If You've Had Chicken Pox, You Should Care About This

If eternal youth isn't an option, get the shingles vaccine.

For kids born before the chickenpox vaccine, getting the disease (and spending hours soaking in a baking-soda bath) was a normal part of childhood. After a week or so, you were back at school and healthy as ever. What you might not have known, however, is that the chickenpox virus never left your body. Instead, it's lying dormant in your nerves, and can reactivate in old age, when your immunity is lower, causing a painful viral infection called shingles.

Test your knowledge about shingles, below:

Shingles is a big deal

"The biggest misconception about shingles is that it's not a big deal," said Dr. Mark Chalberg, the poxviruses program officer at National Institute of Allergies and Infectious Diseases. "It’s true that it’s not, generally speaking, a life-threatening disease, but it can be incredibly painful."

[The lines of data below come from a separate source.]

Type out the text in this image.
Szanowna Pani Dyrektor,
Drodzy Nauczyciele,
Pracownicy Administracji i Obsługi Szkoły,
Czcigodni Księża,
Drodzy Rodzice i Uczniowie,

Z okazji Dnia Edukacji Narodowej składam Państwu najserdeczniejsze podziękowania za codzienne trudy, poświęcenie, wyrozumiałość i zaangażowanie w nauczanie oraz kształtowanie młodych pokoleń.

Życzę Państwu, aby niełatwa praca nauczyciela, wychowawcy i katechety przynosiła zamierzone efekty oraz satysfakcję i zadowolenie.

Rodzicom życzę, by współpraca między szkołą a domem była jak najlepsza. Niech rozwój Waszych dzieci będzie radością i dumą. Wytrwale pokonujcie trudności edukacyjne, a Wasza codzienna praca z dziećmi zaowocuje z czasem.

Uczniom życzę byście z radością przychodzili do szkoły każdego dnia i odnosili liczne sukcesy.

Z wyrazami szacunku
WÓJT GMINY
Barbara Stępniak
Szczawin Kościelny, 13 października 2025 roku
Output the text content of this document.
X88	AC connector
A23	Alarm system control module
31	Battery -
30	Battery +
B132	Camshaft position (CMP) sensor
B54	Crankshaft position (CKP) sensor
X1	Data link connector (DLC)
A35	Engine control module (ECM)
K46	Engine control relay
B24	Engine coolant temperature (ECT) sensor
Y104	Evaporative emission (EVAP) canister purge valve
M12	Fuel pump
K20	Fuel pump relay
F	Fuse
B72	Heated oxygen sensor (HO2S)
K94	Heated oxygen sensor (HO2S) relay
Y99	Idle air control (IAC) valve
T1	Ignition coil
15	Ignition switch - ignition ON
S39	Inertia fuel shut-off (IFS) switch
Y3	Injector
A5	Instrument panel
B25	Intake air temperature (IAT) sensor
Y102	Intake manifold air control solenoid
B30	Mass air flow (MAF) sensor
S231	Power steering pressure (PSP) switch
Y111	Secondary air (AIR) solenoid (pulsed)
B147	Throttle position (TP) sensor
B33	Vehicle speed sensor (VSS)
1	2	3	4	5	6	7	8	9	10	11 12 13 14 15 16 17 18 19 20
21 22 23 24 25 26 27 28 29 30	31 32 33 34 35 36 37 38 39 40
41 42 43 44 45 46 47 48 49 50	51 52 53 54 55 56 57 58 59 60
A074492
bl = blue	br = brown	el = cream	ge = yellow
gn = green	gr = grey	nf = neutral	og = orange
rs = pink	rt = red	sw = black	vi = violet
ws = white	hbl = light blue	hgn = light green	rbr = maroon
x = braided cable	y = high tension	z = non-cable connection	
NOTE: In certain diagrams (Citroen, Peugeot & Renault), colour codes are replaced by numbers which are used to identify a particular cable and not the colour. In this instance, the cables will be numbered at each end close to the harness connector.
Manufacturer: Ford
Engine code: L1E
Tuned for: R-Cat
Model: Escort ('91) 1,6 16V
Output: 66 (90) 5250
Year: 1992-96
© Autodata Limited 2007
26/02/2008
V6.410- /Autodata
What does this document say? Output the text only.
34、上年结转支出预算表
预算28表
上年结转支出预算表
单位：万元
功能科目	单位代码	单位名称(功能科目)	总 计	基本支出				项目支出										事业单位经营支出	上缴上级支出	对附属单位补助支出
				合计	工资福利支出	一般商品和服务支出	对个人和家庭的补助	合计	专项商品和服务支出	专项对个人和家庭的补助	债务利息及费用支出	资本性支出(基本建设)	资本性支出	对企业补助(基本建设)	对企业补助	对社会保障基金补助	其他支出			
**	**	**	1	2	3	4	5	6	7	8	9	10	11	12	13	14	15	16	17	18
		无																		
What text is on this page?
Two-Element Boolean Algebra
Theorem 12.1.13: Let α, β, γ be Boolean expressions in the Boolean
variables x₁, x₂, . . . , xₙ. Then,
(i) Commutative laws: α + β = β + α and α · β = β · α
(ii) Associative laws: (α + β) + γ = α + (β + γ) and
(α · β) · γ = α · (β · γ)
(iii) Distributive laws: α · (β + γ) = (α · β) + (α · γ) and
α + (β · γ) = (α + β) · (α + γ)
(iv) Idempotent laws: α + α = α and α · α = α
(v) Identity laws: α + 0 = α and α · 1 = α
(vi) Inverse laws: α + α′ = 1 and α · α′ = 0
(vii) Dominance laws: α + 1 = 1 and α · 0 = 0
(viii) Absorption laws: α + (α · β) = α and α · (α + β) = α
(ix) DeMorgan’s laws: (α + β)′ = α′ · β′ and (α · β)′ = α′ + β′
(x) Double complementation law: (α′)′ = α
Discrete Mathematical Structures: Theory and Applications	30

Herpes zoster, commonly known as shingles, causes a painful, blistering skin rash, usually on the upper body, that lasts about two to four weeks. The disease is also incredibly common. One out of every three people will develop shingles within their lifetime, amounting to about 1 million cases per year, according to the Centers for Disease Control and Prevention.

If that doesn't sound bad enough, a small fraction of the people who develop shingles experience searing pain, a complication known as post-herpetic neuralgia, that can last for months or even years after the disease fades. "That pain can be quite debilitating," Chalberg said.

Who gets shingles?

Shingles is caused by the virus that causes the chickenpox. If you've had the chickenpox, the virus is already in your body -- lying dormant in your nerves. Technically, anyone who has had the chickenpox can get shingles at any time, but the risk is much greater for older individuals. As you age, and your immune function decreases, stress to the body can reactivate the virus, causing it to travel to the nerve cells and re-infect the skin.

From age 50 on, you're at an increased risk of shingles, Chalberg said. Anyone in their 70s or 80s is likely to have had shingles, and though rare, the disease that can strike the same person as many as three times.

What you can do

The biggest risk factor for shingles is age. If eternal youth isn't an option, get the shingles vaccine, which has been approved for adults starting at age 50 and is recommended for adults 60 years old and older. Getting the vaccine can reduce your risk of getting shingles by 51 percent and reduce your risk of developing post-herpetic neuralgia by 67 percent.

You should talk to your doctor about what the best time for you to get the shingles vaccine is and about whether or not you are eligible to get the vaccine at all (people who are pregnant, have comprised immune systems, such as those with AIDS, or are undergoing chemotherapy shouldn't get the vaccine).

"There’s pretty good evidence that the immunity the vaccine provides tends to wane as you get older," Chalberg said. "If you get it too early, you’re sort of jumping the gun, and it would really be better to have the highest level of immunity after 60, than after 50."

And while it hasn't been approved by the FDA yet, a new and more effective shingles vaccine may be around the corner. The new vaccine was 97 percent effective in Phase III clinical trials, which were published in the New England Journal of Medicine in April.

Unfortunately, the public health message to vaccinate against shingles doesn't seem to be reaching the older adults who need it most. Only 14 percent of adults older than age 60 received the shingles vaccine in 2010, according to the CDC.

Yes, you've probably had chickenpox

If you are over the age of 40 and have never had the chickenpox, statistically speaking, you're a unicorn. According to the CDC, 99.5 percent of adults older than the age of 40 have been infected with the virus that causes chickenpox, even if they don't remember it.

And even if you had the chickenpox vaccine as a child (those who have are in the minority, since it was only approved by the FDA in 1995), you're still at risk for getting shingles as you age. After the chickenpox vaccine was approved, it was primarily given to small children, who are now in their 20s, for the most part, and won't reach the at-risk age for shingles for decades. Still, because the chickenpox vaccine is a live attenuated vaccine, individuals who are vaccinated still run the risk of reactivating the shingles virus as they age -- though the risk is small.

"In the case of the vaccine, it causes a very mild infection and then it becomes latent in nerve cells," Chalberg said.

"It is actually possible for it to reactivate and become shingles, but it’s such a weakened virus that it doesn’t happen very frequently. If you got shingles from the vaccine virus, it would be a mild case of it."